30.4.07

Isto é desadministração!

Desadministração não existe no dicionário.
Mas existe na triste realidade brasileira.
Desadministração é a fusão de desastre + administração.
É claro que falo da administração pública!
Pois foram os vários governantes municipais que desadministraram São Paulo.
Jânio Quadros, Paulo Egídio, Faria Lima, Paulo Maluf, Reynaldo de Barros, Erundina, José Serra, Marta e outros tantos, apesar de todo prestígio que os cerca (ou cercava), foram alguns dos maiores responsáveis pela desadministração de São Paulo.
Deixaram São Paulo se transformar em uma cidade triste, feia, pichada, cercada de favelas por todos os lados.



A foto antiga é de 1940. O mesmo edifício dos Correios ainda está de pé até hoje, na Av. São João esquina com o Vale do Anhangabaú.
Naquela época as favelas só faziam parte do folclore e das alegres músicas de carnaval, criadas por sambistas cariocas. “Lata d’água na cabeça, lá vem Maria”, “Conceição... vivia no morro a sonhar” e tantas outras.

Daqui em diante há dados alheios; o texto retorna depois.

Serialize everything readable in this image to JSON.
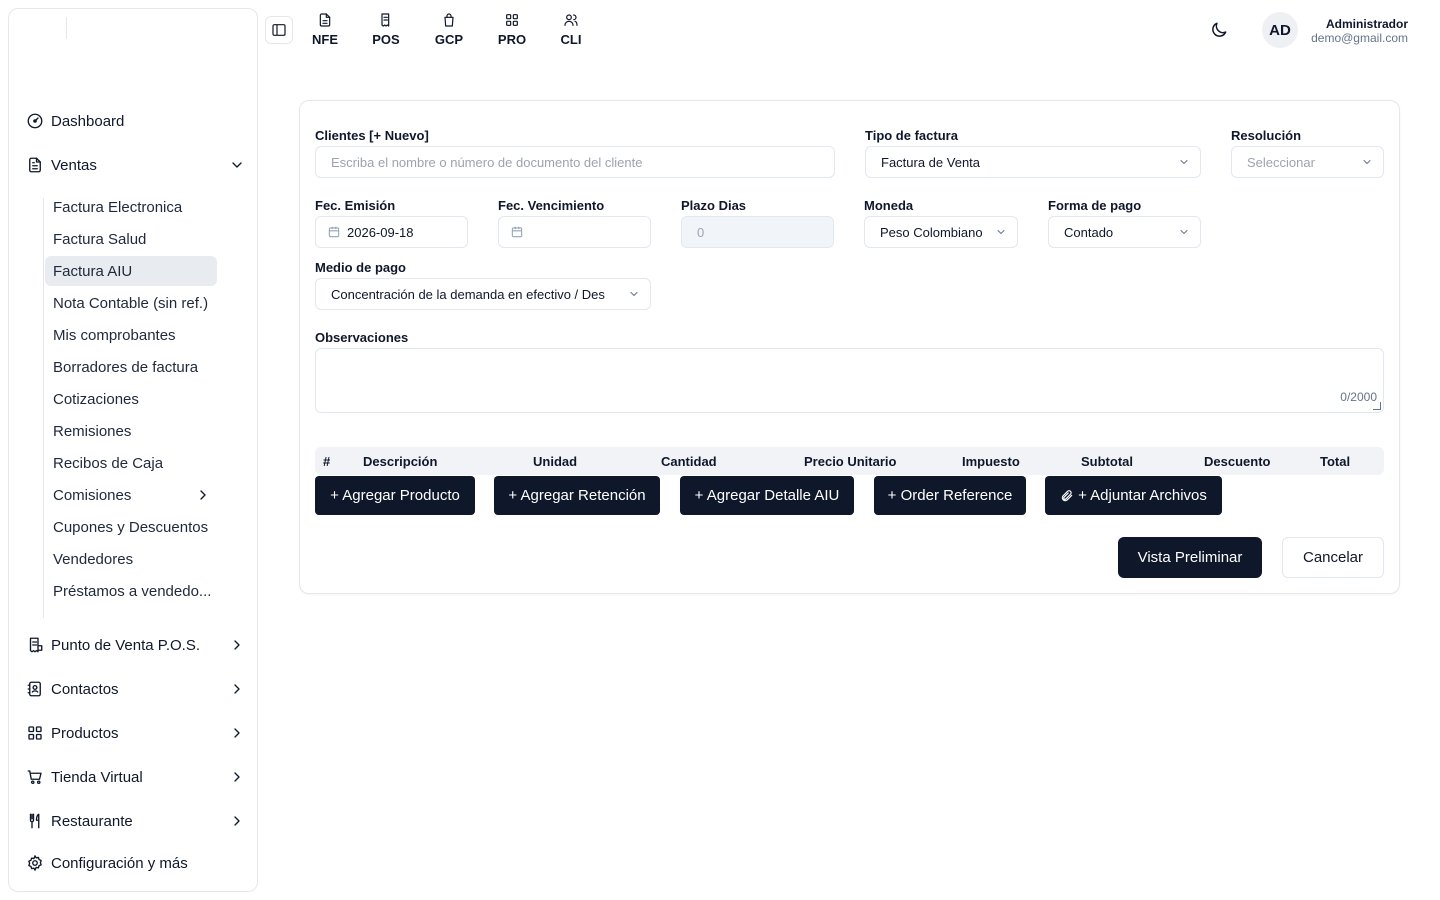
{
  "sidebar": {
    "items": [
      {
        "label": "Dashboard",
        "icon": "gauge-icon"
      },
      {
        "label": "Ventas",
        "icon": "document-icon"
      }
    ],
    "ventas_sub": [
      "Factura Electronica",
      "Factura Salud",
      "Factura AIU",
      "Nota Contable (sin ref.)",
      "Mis comprobantes",
      "Borradores de factura",
      "Cotizaciones",
      "Remisiones",
      "Recibos de Caja",
      "Comisiones",
      "Cupones y Descuentos",
      "Vendedores",
      "Préstamos a vendedo..."
    ],
    "active_sub": "Factura AIU",
    "bottom_items": [
      "Punto de Venta P.O.S.",
      "Contactos",
      "Productos",
      "Tienda Virtual",
      "Restaurante",
      "Configuración y más"
    ]
  },
  "topbar": {
    "modules": [
      "NFE",
      "POS",
      "GCP",
      "PRO",
      "CLI"
    ],
    "user_initials": "AD",
    "user_name": "Administrador",
    "user_email": "demo@gmail.com"
  },
  "form": {
    "clientes_label": "Clientes [+ Nuevo]",
    "clientes_placeholder": "Escriba el nombre o número de documento del cliente",
    "tipo_label": "Tipo de factura",
    "tipo_value": "Factura de Venta",
    "resolucion_label": "Resolución",
    "resolucion_placeholder": "Seleccionar",
    "emision_label": "Fec. Emisión",
    "emision_value": "2026-09-18",
    "vencimiento_label": "Fec. Vencimiento",
    "vencimiento_value": "",
    "plazo_label": "Plazo Dias",
    "plazo_value": "0",
    "moneda_label": "Moneda",
    "moneda_value": "Peso Colombiano",
    "forma_label": "Forma de pago",
    "forma_value": "Contado",
    "medio_label": "Medio de pago",
    "medio_value": "Concentración de la demanda en efectivo / Des",
    "obs_label": "Observaciones",
    "obs_counter": "0/2000"
  },
  "table": {
    "headers": [
      "#",
      "Descripción",
      "Unidad",
      "Cantidad",
      "Precio Unitario",
      "Impuesto",
      "Subtotal",
      "Descuento",
      "Total"
    ]
  },
  "actions": {
    "add_product": "+ Agregar Producto",
    "add_retention": "+ Agregar Retención",
    "add_aiu": "+ Agregar Detalle AIU",
    "order_ref": "+ Order Reference",
    "attach": "+ Adjuntar Archivos",
    "preview": "Vista Preliminar",
    "cancel": "Cancelar"
  },
  "colors": {
    "primary_dark": "#0f172a",
    "active_bg": "#e8ebf0",
    "border": "#e2e8f0"
  }
}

Século XXI: a foto mais recente é a mesma cidade de São Paulo, cercada por favelas de todos os lados. Essa é a favela Paraisópolis, no chique Morumbi.
Mas não é só o Morumbi que tem a honra de conviver ao lado de favelas: você certamente já ouviu falar das favelas de Heliópolis, Vila Olímpia, Pantanal, Real Parque, Grajaú, Vergueiro (a primeira favela de São Paulo), Buraco Quente e de outras mil ou até mais.
Em fevereiro de 2003, a Folha de São Paulo já publicava um artigo em que, junto com a Unicamp, contabilizava 464 favelas na cidade de São Paulo. Pior: surgiam mais oito novas favelas todo dia.
Para nosso azar, governantes sérios só existem na Suíça, Canadá, Austrália, nos países nórdicos e em parte dos países desenvolvidos.
Aqui só sobraram os desadministradores, mais interessados no voto do povo do que na sua qualidade de vida. Se houvesse dirigentes sérios em São Paulo (e na maioria das cidades brasileiras), não haveria favelas, nem invasões, nem vendas de lotes ilegais, nem construções em áreas de preservação ambiental. Trilhamos um caminho sem retorno.
Faça uma projeção de São Paulo para os próximos 10 anos. O que seus filhos e netos podem esperar dessa cidade?
Assim como outros tantos, sou mais um paulistano triste, que um dia amou sua cidade, mas que perdeu seu espaço, fugindo de uma terra de ninguém para uma cidade com muito melhor qualidade de vida e a expectativa otimista de que uma parte do Brasil ainda não esteja perdida. E por favor, que por aqui não apareçam os desadministradores!